The U.S. Trade Representative has responded to concerns by the agriculture industry over a plan to impose fees designed to boost the U.S. shipbuilding industry. U.S. Meat Export Federation President and CEO Dan Halstrom explains why exporters wanted changes to the proposed port service fees.
“Not only in regard to potentially higher costs in general, but one of the key components of that would be relatively high fees imposed on ocean vessels every time these ships stop at any U.S. port of call. So, not only would these fees be passed on to cargo owners through the higher shipping fees, but one other concern was that there would be potential service reductions in some of the key ports. One of those key ports is Oakland, which just so happens to be one of the highest volume ports for our high-quality chilled U.S. beef and pork going into the Asian markets.”

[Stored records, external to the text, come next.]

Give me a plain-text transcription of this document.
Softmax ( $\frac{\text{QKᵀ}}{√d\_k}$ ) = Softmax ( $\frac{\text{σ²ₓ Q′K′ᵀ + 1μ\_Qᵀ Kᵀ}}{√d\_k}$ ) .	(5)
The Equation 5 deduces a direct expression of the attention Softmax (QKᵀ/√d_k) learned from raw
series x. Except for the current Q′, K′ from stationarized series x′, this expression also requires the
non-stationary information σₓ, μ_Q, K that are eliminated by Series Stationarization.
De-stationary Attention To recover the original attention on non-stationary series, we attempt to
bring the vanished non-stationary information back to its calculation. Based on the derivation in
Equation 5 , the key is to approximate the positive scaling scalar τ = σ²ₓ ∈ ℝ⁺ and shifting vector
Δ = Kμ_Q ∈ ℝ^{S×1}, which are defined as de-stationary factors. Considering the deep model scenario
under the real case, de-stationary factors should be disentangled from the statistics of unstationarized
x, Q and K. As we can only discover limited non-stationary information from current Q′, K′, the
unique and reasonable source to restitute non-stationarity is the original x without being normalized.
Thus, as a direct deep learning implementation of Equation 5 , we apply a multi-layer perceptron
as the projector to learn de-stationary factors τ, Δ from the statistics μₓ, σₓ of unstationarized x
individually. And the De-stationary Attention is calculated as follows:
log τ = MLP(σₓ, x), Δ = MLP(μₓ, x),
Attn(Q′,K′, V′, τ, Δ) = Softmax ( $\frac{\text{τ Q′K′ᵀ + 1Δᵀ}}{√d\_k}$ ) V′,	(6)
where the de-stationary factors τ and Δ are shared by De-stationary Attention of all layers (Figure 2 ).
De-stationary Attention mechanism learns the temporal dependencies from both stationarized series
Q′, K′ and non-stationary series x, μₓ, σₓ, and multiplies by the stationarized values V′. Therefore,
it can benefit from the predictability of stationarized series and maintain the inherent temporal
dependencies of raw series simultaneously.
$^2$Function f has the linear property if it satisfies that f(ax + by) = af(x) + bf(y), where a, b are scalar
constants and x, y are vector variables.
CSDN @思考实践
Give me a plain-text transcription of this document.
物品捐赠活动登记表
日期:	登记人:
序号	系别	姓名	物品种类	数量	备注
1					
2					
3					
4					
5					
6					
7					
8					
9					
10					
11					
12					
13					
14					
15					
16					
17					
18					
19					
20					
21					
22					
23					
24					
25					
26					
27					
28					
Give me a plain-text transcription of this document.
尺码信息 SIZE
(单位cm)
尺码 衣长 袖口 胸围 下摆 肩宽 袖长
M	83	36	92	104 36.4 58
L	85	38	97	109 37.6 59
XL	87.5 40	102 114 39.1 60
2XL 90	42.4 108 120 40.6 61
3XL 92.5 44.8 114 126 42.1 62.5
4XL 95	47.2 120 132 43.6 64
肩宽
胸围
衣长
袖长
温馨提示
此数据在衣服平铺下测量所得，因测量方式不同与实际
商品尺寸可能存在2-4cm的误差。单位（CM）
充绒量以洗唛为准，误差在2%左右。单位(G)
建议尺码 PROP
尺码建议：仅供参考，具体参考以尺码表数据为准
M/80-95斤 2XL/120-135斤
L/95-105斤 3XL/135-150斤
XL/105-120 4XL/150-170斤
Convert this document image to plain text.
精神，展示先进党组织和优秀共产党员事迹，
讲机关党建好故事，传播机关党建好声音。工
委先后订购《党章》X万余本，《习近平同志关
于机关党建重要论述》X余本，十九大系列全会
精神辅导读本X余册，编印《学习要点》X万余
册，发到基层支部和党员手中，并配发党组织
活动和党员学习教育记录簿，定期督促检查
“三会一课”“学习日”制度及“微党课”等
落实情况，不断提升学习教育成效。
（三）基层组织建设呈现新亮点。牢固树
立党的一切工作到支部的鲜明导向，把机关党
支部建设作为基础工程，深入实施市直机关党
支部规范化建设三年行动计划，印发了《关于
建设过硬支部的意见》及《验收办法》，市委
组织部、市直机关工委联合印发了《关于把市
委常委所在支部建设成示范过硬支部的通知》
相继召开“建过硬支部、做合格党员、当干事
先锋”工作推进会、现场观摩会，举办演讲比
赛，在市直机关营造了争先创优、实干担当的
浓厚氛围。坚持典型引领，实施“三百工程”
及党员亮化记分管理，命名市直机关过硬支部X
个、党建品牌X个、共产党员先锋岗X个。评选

A revised port service fee plan released by USTR will no longer impose fees on every port call. The revised plan also eases the burden on smaller vessels serving markets such as Central America and Colombia.
“First of all, the fees will be assessed on a per-voyage basis versus a port of-call basis, and a maximum of five times per year is all that any given vessel could be charged, so definitely an improvement from where we were. In addition, there will be a fee assessment schedule based on net tonnage versus charging a flat fee for every port of call. Lastly, in the same category, there’s an improvement in the sense that some of the shorter haul routes into key destinations such as Central America and Colombia, for example, and U.S. beef and pork, the schedule is much more attractive in terms of fees and a lower per-pound basis impact. USTR, in fact, did listen to the industry and the concerns that we had. You know, anything that adds cost to the process is always a concern. But compared to the original proposal, we are very encouraged by these improvements that USTR has made.”